Abdestte veya abdest suyu kullanmakta aşırılık gösterecek bir topluluğun ortaya çıkacağını da Nebi (s.a.v.) haber vermektedir. Hadiste geçen (...) kelimesinin birinci harfi zamme okunursa, "abdest alma fiilinde aşırılık göstermek" kasdedilmiş olur ki, abdest organlarının yıkanışında ve mesh edişte sünnetle tayin edilen ölçüyü aşmak demektir. Şayet birinci harf fetha ile okunacak olursa, "abdest suyu" anlamına gelir ki o zaman da kastedilen ölçüsüzlük, abdest suyunda meydana gelir. O taktirde de 92 ve 95 nolu hadisler de açıklanan ölçülere dikkat etmeyerek israfa kaçmakla, aşırılık gerçekleşmiş olur.

 

Nitekim Ahmed b. Hanbel ve ibn Mace'nin Abdullah b. Ömer'den rivayet ettikleri bir hadiste Hz. Nebi, abdest almakta olan Sad'a rastladığında "Bu israf da nedir, ya Sa'd" buyurdu. Sa'd da:

 

"Abdestte israf olur mu ya Resulullah?" dedi, Resuluüah da: "Evet, akan bir nehir kenarında bile olsan" buyurdular.

 

İbn Ömer'in bir başka rivayetinde de abdest alan birini görünce Nebi (s.a.v.)'in "İsraf etme, israf etme" buyurduğu, kaydedilmektedir.

 

Nevevi der ki; "Deniz kenarında bile olsan israftan kaçınılması gerektiği hususunda alimler görüş birliğindedirler.

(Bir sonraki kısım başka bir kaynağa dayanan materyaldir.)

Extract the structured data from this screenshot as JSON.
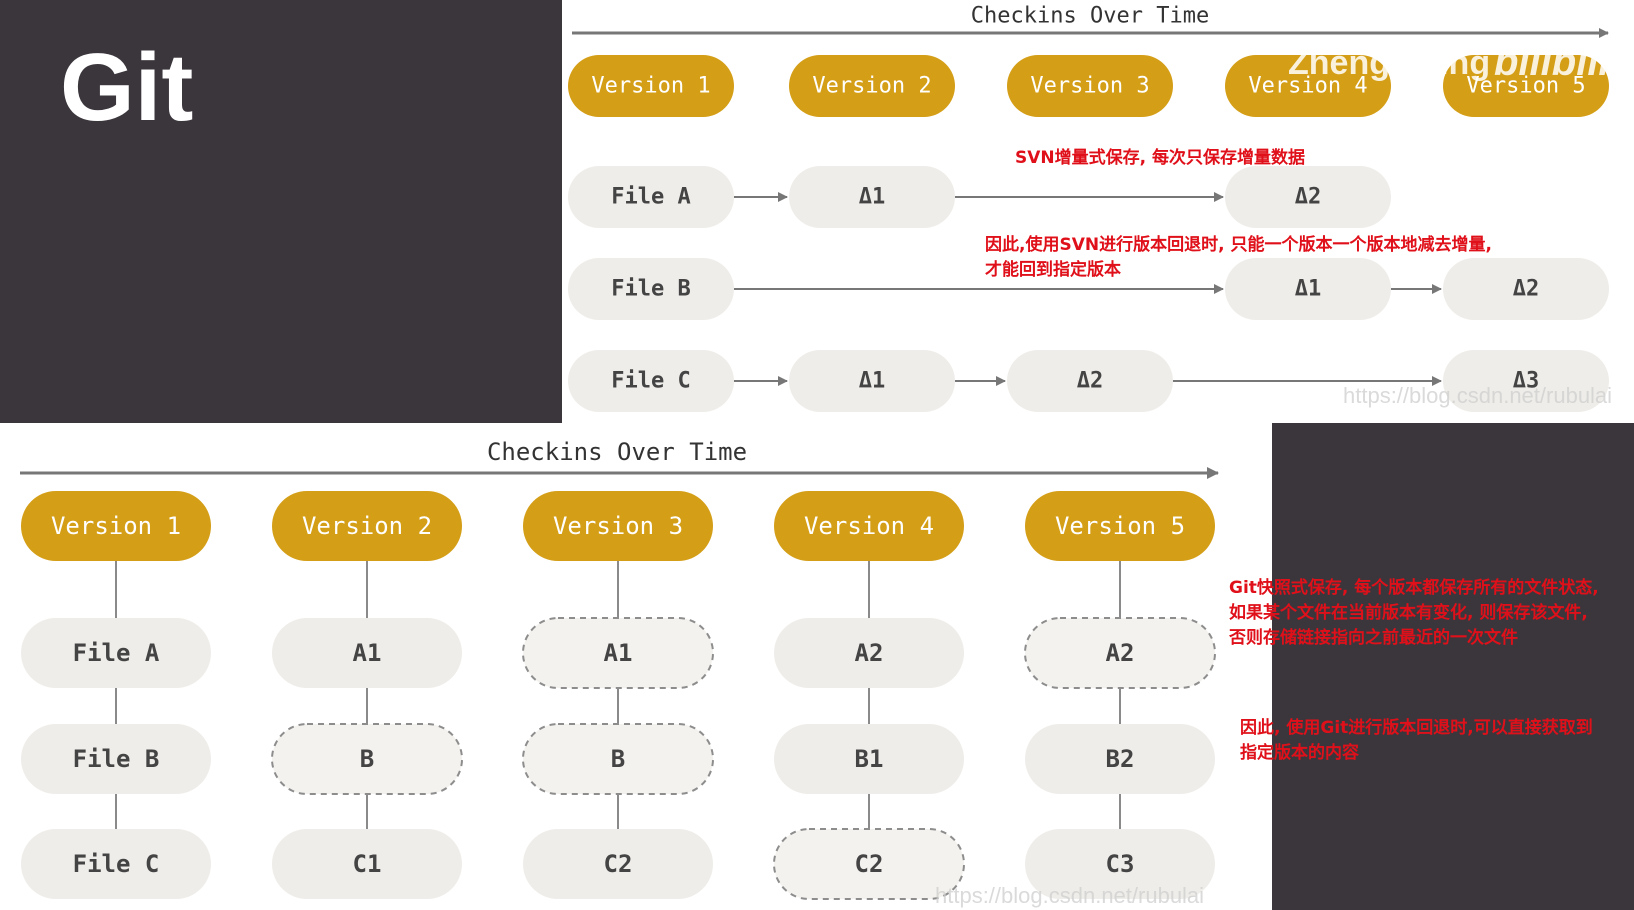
{
  "title": "Git",
  "colors": {
    "dark": "#3b363c",
    "version": "#d49e17",
    "node": "#efede9",
    "node_text": "#444444",
    "note": "#e0101a"
  },
  "svn": {
    "axis_title": "Checkins Over Time",
    "versions": [
      "Version 1",
      "Version 2",
      "Version 3",
      "Version 4",
      "Version 5"
    ],
    "files": [
      {
        "label": "File A",
        "deltas": [
          {
            "col": 2,
            "label": "Δ1"
          },
          {
            "col": 4,
            "label": "Δ2"
          }
        ]
      },
      {
        "label": "File B",
        "deltas": [
          {
            "col": 4,
            "label": "Δ1"
          },
          {
            "col": 5,
            "label": "Δ2"
          }
        ]
      },
      {
        "label": "File C",
        "deltas": [
          {
            "col": 2,
            "label": "Δ1"
          },
          {
            "col": 3,
            "label": "Δ2"
          },
          {
            "col": 5,
            "label": "Δ3"
          }
        ]
      }
    ]
  },
  "git": {
    "axis_title": "Checkins Over Time",
    "versions": [
      "Version 1",
      "Version 2",
      "Version 3",
      "Version 4",
      "Version 5"
    ],
    "columns": [
      [
        {
          "label": "File A",
          "dashed": false
        },
        {
          "label": "File B",
          "dashed": false
        },
        {
          "label": "File C",
          "dashed": false
        }
      ],
      [
        {
          "label": "A1",
          "dashed": false
        },
        {
          "label": "B",
          "dashed": true
        },
        {
          "label": "C1",
          "dashed": false
        }
      ],
      [
        {
          "label": "A1",
          "dashed": true
        },
        {
          "label": "B",
          "dashed": true
        },
        {
          "label": "C2",
          "dashed": false
        }
      ],
      [
        {
          "label": "A2",
          "dashed": false
        },
        {
          "label": "B1",
          "dashed": false
        },
        {
          "label": "C2",
          "dashed": true
        }
      ],
      [
        {
          "label": "A2",
          "dashed": true
        },
        {
          "label": "B2",
          "dashed": false
        },
        {
          "label": "C3",
          "dashed": false
        }
      ]
    ]
  },
  "notes": {
    "svn_1": "SVN增量式保存, 每次只保存增量数据",
    "svn_2_line1": "因此,使用SVN进行版本回退时, 只能一个版本一个版本地减去增量,",
    "svn_2_line2": "才能回到指定版本",
    "git_1_line1": "Git快照式保存, 每个版本都保存所有的文件状态,",
    "git_1_line2": "如果某个文件在当前版本有变化, 则保存该文件,",
    "git_1_line3": "否则存储链接指向之前最近的一次文件",
    "git_2_line1": "因此, 使用Git进行版本回退时,可以直接获取到",
    "git_2_line2": "指定版本的内容"
  },
  "watermarks": {
    "blog_top": "https://blog.csdn.net/rubulai",
    "blog_bottom": "https://blog.csdn.net/rubulai",
    "uploader": "Zhengyuling",
    "site": "bilibili"
  }
}
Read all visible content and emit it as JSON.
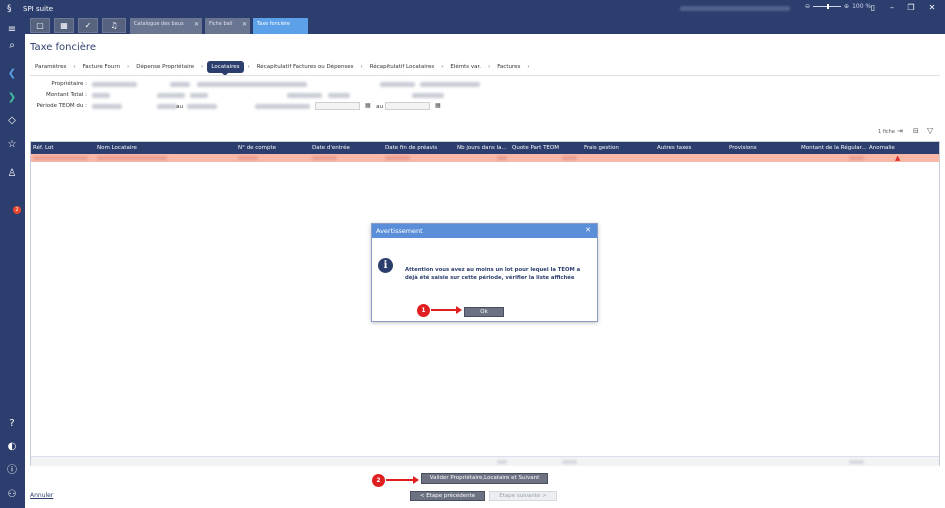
{
  "window": {
    "title": "SPI suite",
    "zoom": "100 %"
  },
  "tabs": [
    {
      "label": "Catalogue des baux",
      "active": false
    },
    {
      "label": "Fiche bail",
      "active": false
    },
    {
      "label": "Taxe foncière",
      "active": true
    }
  ],
  "page": {
    "title": "Taxe foncière"
  },
  "breadcrumb": [
    "Paramètres",
    "Facture Fourn",
    "Dépense Propriétaire",
    "Locataires",
    "Récapitulatif Factures ou Dépenses",
    "Récapitulatif Locataires",
    "Elémts var.",
    "Factures"
  ],
  "breadcrumb_active": "Locataires",
  "form": {
    "proprietaire_label": "Propriétaire :",
    "montant_label": "Montant Total :",
    "periode_label": "Période TEOM du :",
    "au_label": "au",
    "au_label2": "au"
  },
  "grid": {
    "record_count": "1 fiche",
    "columns": [
      "Réf. Lot",
      "Nom Locataire",
      "N° de compte",
      "Date d'entrée",
      "Date fin de préavis",
      "Nb jours dans la...",
      "Quote Part TEOM",
      "Frais gestion",
      "Autres taxes",
      "Provisions",
      "Montant de la Régular...",
      "Anomalie"
    ]
  },
  "dialog": {
    "title": "Avertissement",
    "message": "Attention vous avez au moins un lot pour lequel la TEOM a déjà été saisie sur cette période, vérifier la liste affichée",
    "ok_label": "Ok"
  },
  "markers": [
    "1",
    "2"
  ],
  "buttons": {
    "valider": "Valider Propriétaire,Locataire et Suivant",
    "prev": "< Etape précédente",
    "next": "Etape suivante >",
    "annuler": "Annuler"
  },
  "colors": {
    "primary": "#2c3e6e",
    "accent": "#5ba0e8",
    "warning_row": "#f8b8a8",
    "marker": "#e02020"
  }
}
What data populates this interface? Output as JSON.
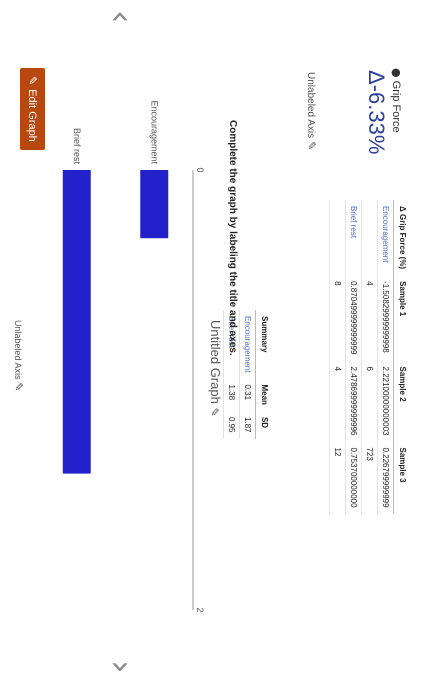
{
  "nav": {
    "prev_icon": "chevron-left-icon",
    "next_icon": "chevron-right-icon"
  },
  "stat": {
    "label": "Grip Force",
    "value": "Δ-6.33%"
  },
  "edit_graph_label": "Edit Graph",
  "table1": {
    "headers": [
      "Δ Grip Force (%)",
      "Sample 1",
      "Sample 2",
      "Sample 3"
    ],
    "rows": [
      [
        "Encouragement",
        "-1.50829999999998",
        "2.22100000000003",
        "0.226799999999"
      ],
      [
        "",
        "4",
        "6",
        "723"
      ],
      [
        "Brief rest",
        "0.870499999999999",
        "2.47869999999996",
        "0.753700000000"
      ],
      [
        "",
        "8",
        "4",
        "12"
      ]
    ]
  },
  "table2": {
    "headers": [
      "Summary",
      "Mean",
      "SD"
    ],
    "rows": [
      [
        "Encouragement",
        "0.31",
        "1.87"
      ],
      [
        "Brief rest",
        "1.38",
        "0.95"
      ]
    ]
  },
  "instruction": "Complete the graph by labeling the title and axes.",
  "chart_data": {
    "type": "bar",
    "title": "Untitled Graph",
    "xlabel": "Unlabeled Axis",
    "ylabel": "Unlabeled Axis",
    "categories": [
      "Encouragement",
      "Brief rest"
    ],
    "values": [
      0.31,
      1.38
    ],
    "ylim": [
      0,
      2
    ],
    "yticks": [
      "0",
      "2"
    ],
    "bar_color": "#2222cc"
  }
}
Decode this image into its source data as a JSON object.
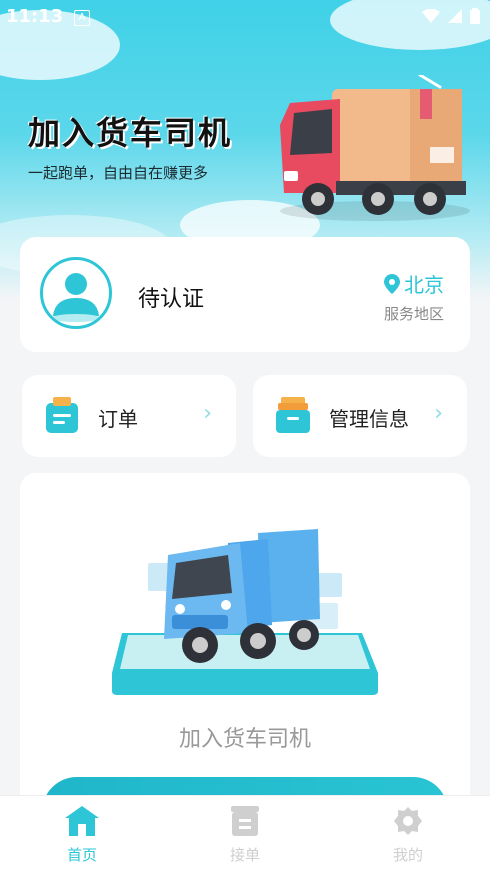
{
  "status_bar": {
    "time": "11:13",
    "notification_letter": "A"
  },
  "hero": {
    "title": "加入货车司机",
    "subtitle": "一起跑单，自由自在赚更多"
  },
  "profile": {
    "status": "待认证",
    "city": "北京",
    "city_label": "服务地区"
  },
  "menu": {
    "orders_label": "订单",
    "manage_label": "管理信息",
    "arrow": "›"
  },
  "join_card": {
    "caption": "加入货车司机"
  },
  "tabbar": {
    "tabs": [
      {
        "label": "首页",
        "icon": "home-icon",
        "active": true
      },
      {
        "label": "接单",
        "icon": "order-box-icon",
        "active": false
      },
      {
        "label": "我的",
        "icon": "gear-icon",
        "active": false
      }
    ]
  },
  "colors": {
    "accent": "#2ec6d6",
    "hero_top": "#3fd1e8",
    "truck_red": "#e84a5f",
    "truck_blue": "#4ea6ec",
    "inactive_tab": "#cfcfcf"
  }
}
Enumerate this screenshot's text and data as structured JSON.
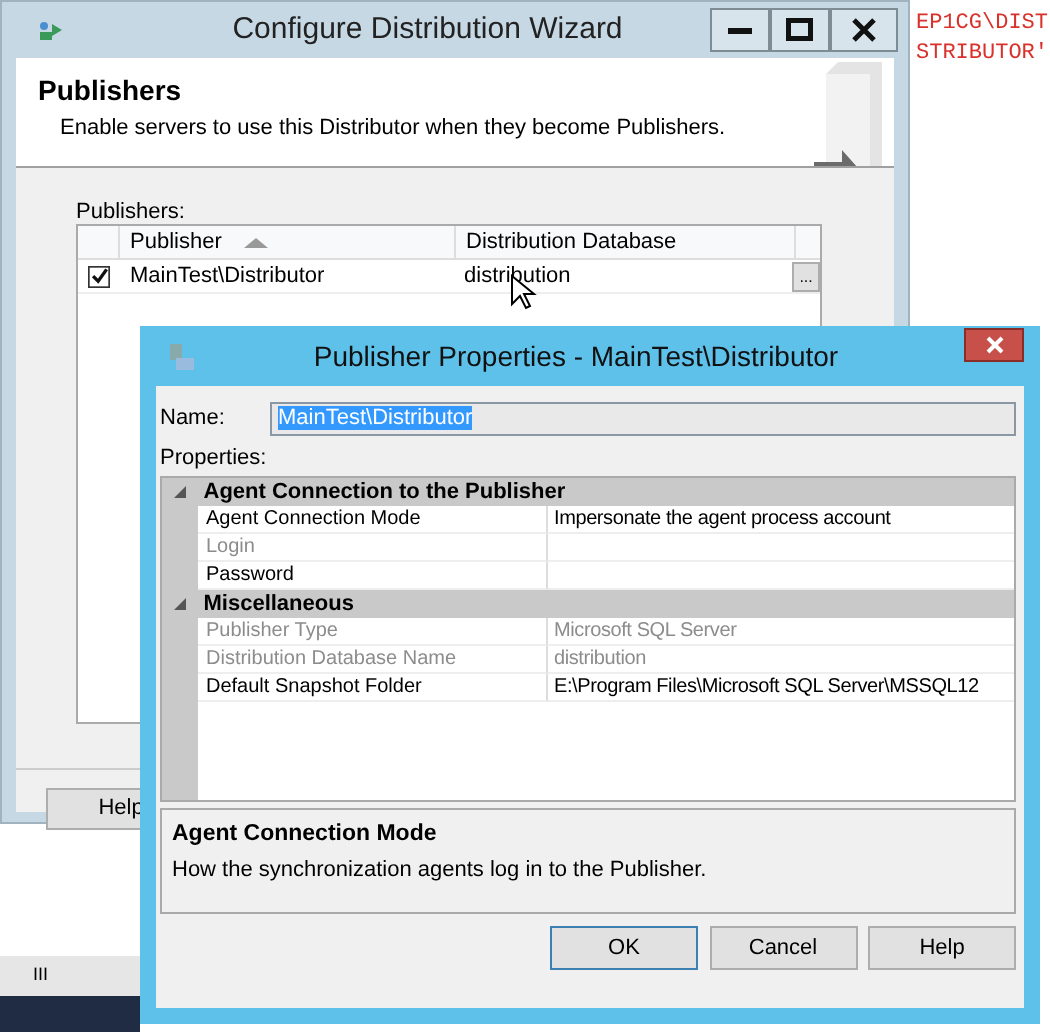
{
  "background_code": [
    "EP1CG\\DIST",
    "STRIBUTOR'"
  ],
  "wizard": {
    "title": "Configure Distribution Wizard",
    "header": {
      "title": "Publishers",
      "subtitle": "Enable servers to use this Distributor when they become Publishers."
    },
    "list_label": "Publishers:",
    "columns": [
      {
        "label": "Publisher",
        "sorted": true
      },
      {
        "label": "Distribution Database",
        "sorted": false
      }
    ],
    "rows": [
      {
        "checked": true,
        "publisher": "MainTest\\Distributor",
        "database": "distribution",
        "button": "..."
      }
    ],
    "help_button": "Help"
  },
  "scrollbar": {
    "grip": "III"
  },
  "dialog": {
    "title": "Publisher Properties - MainTest\\Distributor",
    "name_label": "Name:",
    "name_value": "MainTest\\Distributor",
    "name_selected": true,
    "properties_label": "Properties:",
    "categories": [
      {
        "name": "Agent Connection to the Publisher",
        "expanded": true,
        "properties": [
          {
            "name": "Agent Connection Mode",
            "value": "Impersonate the agent process account",
            "disabled": false
          },
          {
            "name": "Login",
            "disabled": true
          },
          {
            "name": "Password",
            "disabled": false
          }
        ]
      },
      {
        "name": "Miscellaneous",
        "expanded": true,
        "properties": [
          {
            "name": "Publisher Type",
            "value": "Microsoft SQL Server",
            "disabled": true
          },
          {
            "name": "Distribution Database Name",
            "value": "distribution",
            "disabled": true
          },
          {
            "name": "Default Snapshot Folder",
            "value": "E:\\Program Files\\Microsoft SQL Server\\MSSQL12",
            "disabled": false
          }
        ]
      }
    ],
    "description": {
      "title": "Agent Connection Mode",
      "text": "How the synchronization agents log in to the Publisher."
    },
    "buttons": [
      {
        "label": "OK",
        "default": true
      },
      {
        "label": "Cancel",
        "default": false
      },
      {
        "label": "Help",
        "default": false
      }
    ]
  }
}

Bu hususta kuvvetli olan görüş tenzihen mekruh oluşudur. Şafii ulemasından bazıları da "israf haramdır" diyerek su kullanmada aşırı gitmenin haram olduğunu ifade etmişlerdir." (Nevevi Müslim şerhinde)

 

Bu husustaki israfın tenzihen mekruh olduğu görüşü cumhurun da görüşüdür. Ancak bu kerahet herhangi bir zarara veya bir malın telef olmasına sebeb olmamasına bağlıdır. Eğer böyle bir durum varsa o zaman haram olur. Abdestte yeterli'den fazla su kullanmanın israf olduğunu ifade eden hadisler [İbn Mace, tahare; Ahmed b. Hanbel] ise, zayıf olduklarından delil olmak niteliğinden uzaktır.

 

Hanefi ulemasına göre abdestte israf tahrimen mekruhtur. Bu hüküm de herkese mubah olan veya kendisine ait olan sulardadır. Vakıf suyu veya parası mescitlerden ödenen sularla bu şekilde abdest almak haramdır.